The recent revamp of ELTIFs (European Long-Term Investment Funds) facilitates the potential for fundraising through semi-liquid fund vehicles. Achieving this goal requires asset managers to manage and distribute funds that straddle the liquid-illiquid divide. The European industry is currently in a startup phase in a market with considerable long-term potential. “Private equity players need to get up to speed on how to create and run facilities, such as liquidity buffers, that can enable the flexibility expected by non-institutional investors,” Mr Dragoni said. As for liquid-fund specialists, they often choose a fund-of-funds approach to give investors the range of exposure clients are seeking.
Semi-liquid funds require mastery of the demands of both private asset and UCITS worlds.
“It’s important to manage these arrangements efficiently in line with a clear strategy, including imperatives such as avoiding holding excessively large liquidity buffers that could impact the rate of return on private asset investments,” he said. “However, this must be balanced with ensuring retail investors can redeem at the time and valuation they expect,” he added.
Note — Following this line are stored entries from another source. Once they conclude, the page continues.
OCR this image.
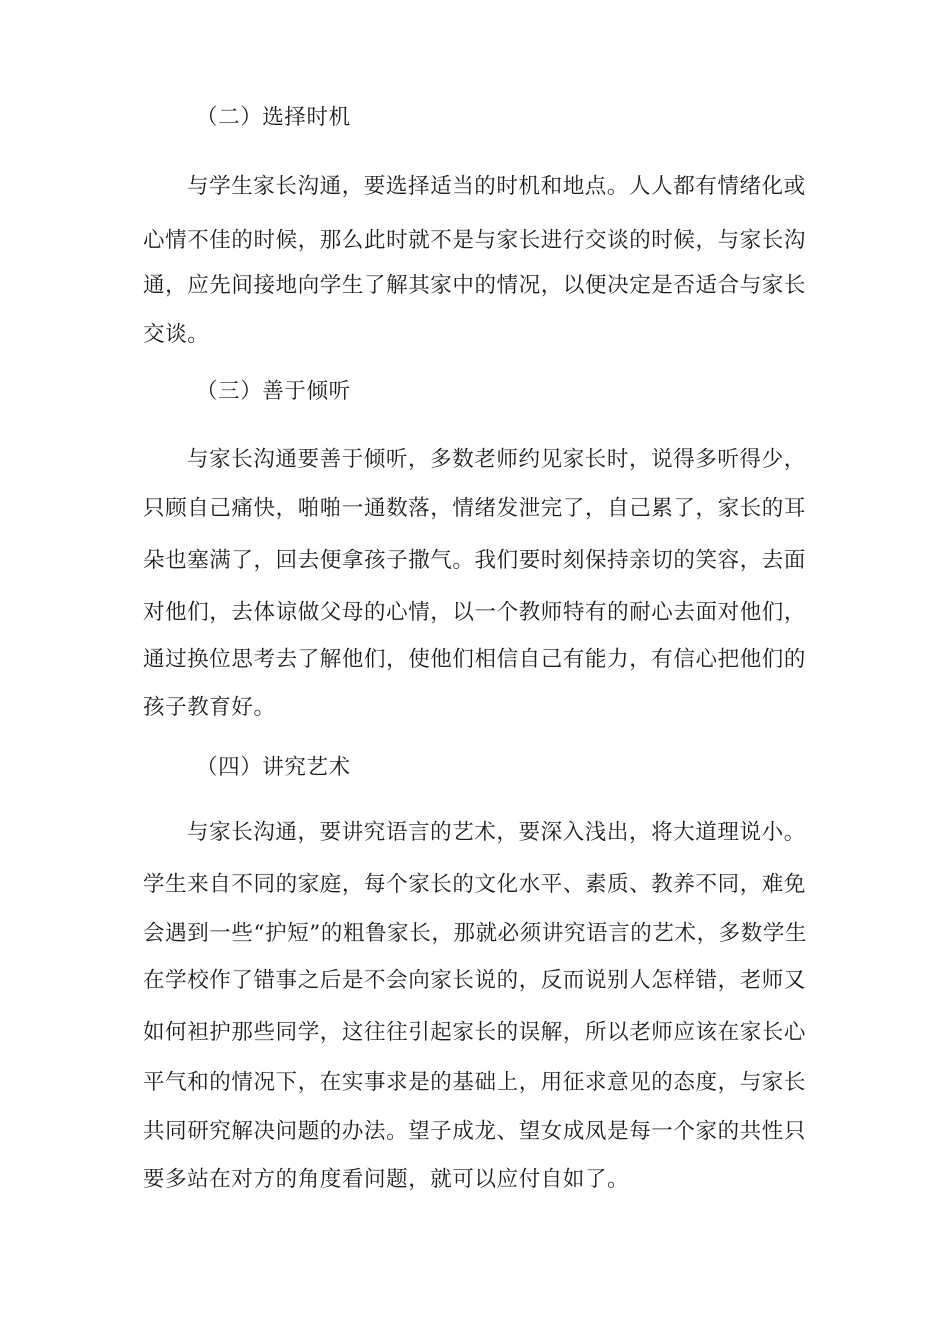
（二）选择时机
与学生家长沟通，要选择适当的时机和地点。人人都有情绪化或
心情不佳的时候，那么此时就不是与家长进行交谈的时候，与家长沟
通，应先间接地向学生了解其家中的情况，以便决定是否适合与家长
交谈。
（三）善于倾听
与家长沟通要善于倾听，多数老师约见家长时，说得多听得少，
只顾自己痛快，啪啪一通数落，情绪发泄完了，自己累了，家长的耳
朵也塞满了，回去便拿孩子撒气。我们要时刻保持亲切的笑容，去面
对他们，去体谅做父母的心情，以一个教师特有的耐心去面对他们，
通过换位思考去了解他们，使他们相信自己有能力，有信心把他们的
孩子教育好。
（四）讲究艺术
与家长沟通，要讲究语言的艺术，要深入浅出，将大道理说小。
学生来自不同的家庭，每个家长的文化水平、素质、教养不同，难免
会遇到一些“护短”的粗鲁家长，那就必须讲究语言的艺术，多数学生
在学校作了错事之后是不会向家长说的，反而说别人怎样错，老师又
如何袒护那些同学，这往往引起家长的误解，所以老师应该在家长心
平气和的情况下，在实事求是的基础上，用征求意见的态度，与家长
共同研究解决问题的办法。望子成龙、望女成凤是每一个家的共性只
要多站在对方的角度看问题，就可以应付自如了。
Additionally, each asset manager will have their own strategy regarding liquidity management tools that are required during times of market stress. Fine-tuning mechanisms such as gating, swing pricing anti-dilution levies, and redemption fees requires diverse, high-level fund design expertise, and also the knowhow to put these plans into action. This execution relates to both the technical side of managing the fund, but also working with distributors. “Private asset specialists have less experience partnering with banks, independent financial advisors, and the like. While UCITS players have extra work to do to provide investors’ advisors with the timely information they need about the assets in these bespoke products,” Mr Dragoni explained. Moreover, throughout this process, it is vital to keep regulators up-to-date with necessary data and reports. Additionally, it is important to remain mindful of investors’ and distributors’ reporting needs. Asset and structuring expertise spanning both the liquid and illiquid worlds is vital to support these semi-liquid funds. It requires an integrated, cross-discipline approach that brings together the specialist knowledge and expertise found within a major service provider’s organisation.“We have developed this expertise in house, and we have adapted our systems to facilitate seamless teamwork between our liquid and non-liquid assets specialists,” Mr Dragoni said. “Teams have the knowledge and technology infrastructure to scale and automate processes and meet operational challenges. Each fund is unique, and so each requires tailormade arrangements to achieve their goals,” he added.